Both “Cherry Avenue” and “Madly” execute a stylish 180 and each stick the landing. The former is a low-key groover that blends gossamer guitars, shivery keys, slippery pedal steel, a stealthy horn section and a percolating beat. Steve’s sandpaper vocals lean in to the clandestine mood. Cryptic lyrics recall at a furtive assignation that has managed to get under his skin: “People like us, we keep our distance, we’re the last ones you would ever suspect toying with concepts just beyond our reach, strangers when we finally connect/When defiance comes so cheap, tell me how we got in so deep, tell me, did you mean everything that you said.” Sympathetic backing vocals and a wistful piccolo trumpet solo mirrors the moments of melancholy and ennui.

On the latter, courtly, Spanish guitars wrap around upright bass notes, piquant vibes and a soigne backbeat. Steve’s quiet croon caresses a nuanced narrative that paints a sepia-toned portrait of love gone wrong: “Shall I write it in the stars, on cocktail napkins down in bars, how we run from what we are, she loved him madly, like a drink spilled in the dirt, a teardrop dampening the dirt, only one can feel the hurt, she loved him madly.”

Other interesting tracks include the shadowy grace of “Then Again” and the chilly allure of “What Were You Expecting?” The album closes with “Roosevelt Avenue.” Equal parts ambitious and shambolic, the melody is hot-wired to a staccato beat, slash-y guitars and muted keys. Steve’s slightly distorto vocals are swathed in instrumentation. The lyrics offer a sideways homage to the NYC thoroughfare that runs from Queens (his adopted hometown) and Brooklyn. There’s a shout-out to FDR, the New Deal and the WPA, on a pre-dawn walk where vice and temptation is there for the taking: “Now the gay Disco on the corner seems to know my name, the lottery and the bodega caught up in that game, the MTA is shutting down 74th again, the cops on the back street told me never come ‘round here again.” The song doesn’t really end, it just spins off into the universe with a squiggly guitar and an aggressive piano outro serving as a rollicking coda.

This is a solo album in name only. Steve enlisted a plethora of pals to chime in including a few heavy-hitters like Baseball Project teammates, Mike Mills and Scott McCaughey, Dream Syndicators Dennis Duck, Jason Victor and Mark Walton, along with Long Ryder Stephen McCarthy, Eric “Roscoe” Ambel and wife Linda Pitmon, holding down the backbeat.

While this wonderful record isn’t quite a companion piece to Steve’s memoir, it’s clear that the book subtly influenced several songs here. I can’t rave enough about this book. It’s everything you want from a Rock & Roll origin story. Steve is a born writer. A child of divorce, he takes us through his early years, which took place in swinging ‘60s Los Angeles. Creedence Clearwater Revival and The Who were early touchstones for this young music obsessive. By age nine he’d been to his first concert, started playing guitar and wrote his first song.

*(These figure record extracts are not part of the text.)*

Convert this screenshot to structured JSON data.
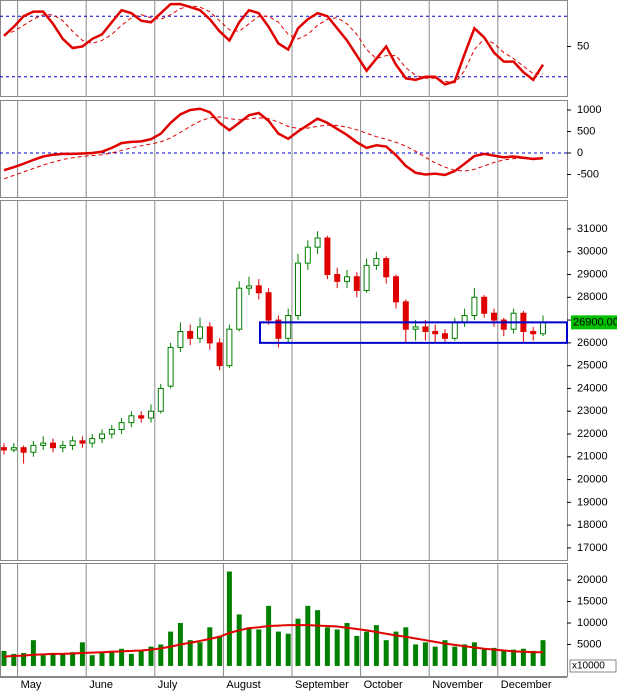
{
  "chart_data": [
    {
      "type": "line",
      "ylim": [
        17.3,
        80.7
      ],
      "yticks": [
        50
      ],
      "levels": [
        30,
        70
      ],
      "level_color": "#0000cc",
      "series": [
        {
          "color": "#e00000",
          "style": "solid",
          "values": [
            57,
            63,
            70,
            73,
            73,
            65,
            55,
            49,
            50,
            55,
            58,
            66,
            74,
            72,
            67,
            66,
            72,
            78,
            78,
            76,
            74,
            68,
            60,
            54,
            66,
            74,
            72,
            63,
            52,
            48,
            62,
            68,
            72,
            70,
            62,
            54,
            44,
            34,
            42,
            50,
            38,
            29,
            28,
            30,
            30,
            25,
            27,
            45,
            62,
            56,
            46,
            40,
            40,
            33,
            28,
            38
          ]
        },
        {
          "color": "#e00000",
          "style": "dashed",
          "values": [
            58,
            60,
            64,
            68,
            71,
            71,
            67,
            60,
            54,
            52,
            54,
            58,
            64,
            69,
            71,
            69,
            68,
            71,
            75,
            77,
            76,
            73,
            67,
            61,
            60,
            65,
            70,
            70,
            66,
            58,
            55,
            58,
            64,
            68,
            69,
            65,
            58,
            48,
            42,
            44,
            44,
            36,
            31,
            29,
            29,
            27,
            26,
            34,
            48,
            55,
            52,
            46,
            42,
            37,
            32,
            32
          ]
        }
      ]
    },
    {
      "type": "line",
      "ylim": [
        -1023,
        1233
      ],
      "yticks": [
        1000,
        500,
        0,
        -500
      ],
      "levels": [
        0
      ],
      "level_color": "#0000cc",
      "series": [
        {
          "color": "#e00000",
          "style": "solid",
          "values": [
            -400,
            -330,
            -250,
            -160,
            -80,
            -40,
            -20,
            -20,
            -10,
            0,
            30,
            120,
            230,
            260,
            270,
            320,
            450,
            700,
            900,
            1000,
            1030,
            950,
            700,
            530,
            700,
            880,
            930,
            750,
            450,
            330,
            500,
            650,
            800,
            700,
            560,
            420,
            250,
            120,
            180,
            150,
            -50,
            -300,
            -460,
            -500,
            -480,
            -510,
            -420,
            -250,
            -70,
            -20,
            -60,
            -100,
            -80,
            -110,
            -140,
            -120
          ]
        },
        {
          "color": "#e00000",
          "style": "dashed",
          "values": [
            -600,
            -520,
            -440,
            -360,
            -280,
            -210,
            -150,
            -110,
            -80,
            -60,
            -40,
            0,
            60,
            120,
            170,
            210,
            260,
            350,
            480,
            620,
            740,
            820,
            840,
            800,
            770,
            790,
            820,
            800,
            720,
            620,
            570,
            580,
            620,
            650,
            640,
            600,
            540,
            460,
            380,
            320,
            250,
            160,
            40,
            -100,
            -230,
            -330,
            -400,
            -420,
            -380,
            -300,
            -220,
            -160,
            -130,
            -120,
            -120,
            -120
          ]
        }
      ]
    },
    {
      "type": "candlestick",
      "ylim": [
        16470,
        32270
      ],
      "yticks": [
        17000,
        18000,
        19000,
        20000,
        21000,
        22000,
        23000,
        24000,
        25000,
        26000,
        27000,
        28000,
        29000,
        30000,
        31000
      ],
      "up_color": "#008000",
      "down_color": "#e00000",
      "zone": [
        26000,
        26900
      ],
      "zone_color": "#0000cc",
      "last_value": 26900,
      "last_label": "26900.00",
      "open": [
        21400,
        21300,
        21400,
        21200,
        21500,
        21600,
        21400,
        21500,
        21700,
        21600,
        21800,
        22000,
        22200,
        22500,
        22800,
        22700,
        23000,
        24100,
        25800,
        26500,
        26200,
        26700,
        26000,
        25000,
        26600,
        28400,
        28500,
        28200,
        27000,
        26200,
        27200,
        29500,
        30200,
        30600,
        29000,
        28700,
        28900,
        28300,
        29400,
        29700,
        28900,
        27800,
        26600,
        26700,
        26500,
        26400,
        26200,
        26900,
        27200,
        28000,
        27300,
        27000,
        26600,
        27300,
        26500,
        26400
      ],
      "high": [
        21600,
        21600,
        21500,
        21700,
        21900,
        21800,
        21700,
        21900,
        21900,
        22000,
        22200,
        22400,
        22700,
        23000,
        23000,
        23300,
        24200,
        26000,
        26900,
        26800,
        27100,
        26900,
        26200,
        26800,
        28700,
        28900,
        28800,
        28400,
        27200,
        27500,
        29900,
        30500,
        30900,
        30700,
        29300,
        29200,
        29100,
        29700,
        30000,
        29800,
        29000,
        27900,
        27000,
        27000,
        26800,
        26600,
        27100,
        27500,
        28400,
        28100,
        27500,
        27100,
        27500,
        27400,
        26700,
        27200
      ],
      "low": [
        21100,
        21200,
        20700,
        21000,
        21300,
        21200,
        21200,
        21300,
        21400,
        21400,
        21600,
        21800,
        22000,
        22300,
        22500,
        22500,
        22900,
        24000,
        25600,
        25900,
        26000,
        25700,
        24800,
        24900,
        26500,
        28100,
        27900,
        26800,
        25800,
        26000,
        27000,
        29200,
        29900,
        28800,
        28400,
        28400,
        28000,
        28200,
        29200,
        28600,
        27500,
        26000,
        26100,
        26100,
        26000,
        26000,
        26100,
        26700,
        27000,
        27100,
        26700,
        26300,
        26400,
        26000,
        26100,
        26300
      ],
      "close": [
        21300,
        21400,
        21200,
        21500,
        21600,
        21400,
        21500,
        21700,
        21600,
        21800,
        22000,
        22200,
        22500,
        22800,
        22700,
        23000,
        24000,
        25800,
        26500,
        26200,
        26700,
        26000,
        25000,
        26600,
        28400,
        28500,
        28200,
        27000,
        26200,
        27200,
        29500,
        30200,
        30600,
        29000,
        28700,
        28900,
        28300,
        29400,
        29700,
        28900,
        27800,
        26600,
        26700,
        26500,
        26400,
        26200,
        26900,
        27200,
        28000,
        27300,
        27000,
        26600,
        27300,
        26500,
        26400,
        26900
      ]
    },
    {
      "type": "bar",
      "ylim": [
        -2350,
        23990
      ],
      "yticks": [
        5000,
        10000,
        15000,
        20000
      ],
      "unit_label": "x10000",
      "color": "#008000",
      "categories": [
        null,
        null,
        "May",
        null,
        null,
        null,
        null,
        null,
        null,
        "June",
        null,
        null,
        null,
        null,
        null,
        null,
        "July",
        null,
        null,
        null,
        null,
        null,
        null,
        "August",
        null,
        null,
        null,
        null,
        null,
        null,
        "September",
        null,
        null,
        null,
        null,
        null,
        null,
        "October",
        null,
        null,
        null,
        null,
        null,
        null,
        "November",
        null,
        null,
        null,
        null,
        null,
        null,
        "December",
        null,
        null,
        null,
        null
      ],
      "values": [
        3500,
        2800,
        3000,
        6000,
        2500,
        3000,
        2800,
        3200,
        5500,
        2500,
        3000,
        3500,
        4000,
        2800,
        3500,
        4500,
        5000,
        8000,
        10000,
        6000,
        5500,
        9000,
        7000,
        22000,
        12000,
        9000,
        8500,
        14000,
        8000,
        7500,
        11000,
        14000,
        13000,
        9000,
        8500,
        10000,
        7000,
        8000,
        9500,
        6000,
        8000,
        9000,
        5000,
        5500,
        4500,
        6000,
        4500,
        5000,
        5500,
        4000,
        4200,
        3500,
        3800,
        4000,
        3500,
        6000
      ],
      "line": {
        "color": "#e00000",
        "values": [
          2200,
          2300,
          2400,
          2600,
          2700,
          2800,
          2800,
          2900,
          3000,
          3100,
          3200,
          3300,
          3400,
          3500,
          3600,
          3800,
          4100,
          4500,
          5000,
          5400,
          5800,
          6300,
          6800,
          7700,
          8300,
          8800,
          9000,
          9300,
          9400,
          9500,
          9500,
          9500,
          9400,
          9300,
          9200,
          8900,
          8600,
          8300,
          7900,
          7500,
          7100,
          6800,
          6400,
          6000,
          5600,
          5200,
          4900,
          4600,
          4300,
          4000,
          3800,
          3600,
          3400,
          3300,
          3200,
          3200
        ]
      }
    }
  ]
}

Subtitled A Memoir Of Life, Music And The Dream Syndicate, Steve is a wry and laconic raconteur. He fronted his first serious band, Sudden Death Overtime, in Jr. High. Contemplated a career as a sportswriter in high school and discovered Punk Rock when he attended college at UC Davis. By the time he formed The Dream Syndicate back in Los Angeles the four-piece created an immediate buzz and were touted as L.A.’s next big thing. Unanimous critical acclaim followed, matched by a passionate fan base. Things began to move at a furious clip, but the book is packed with sardonic anecdotes during those hazy, crazy (but never lazy) Paisley Underground days. By the time the book winds down with The Dream Syndicate’s amicable demise, I was fully engaged, and I didn’t want it to end. I think you’ll feel the same.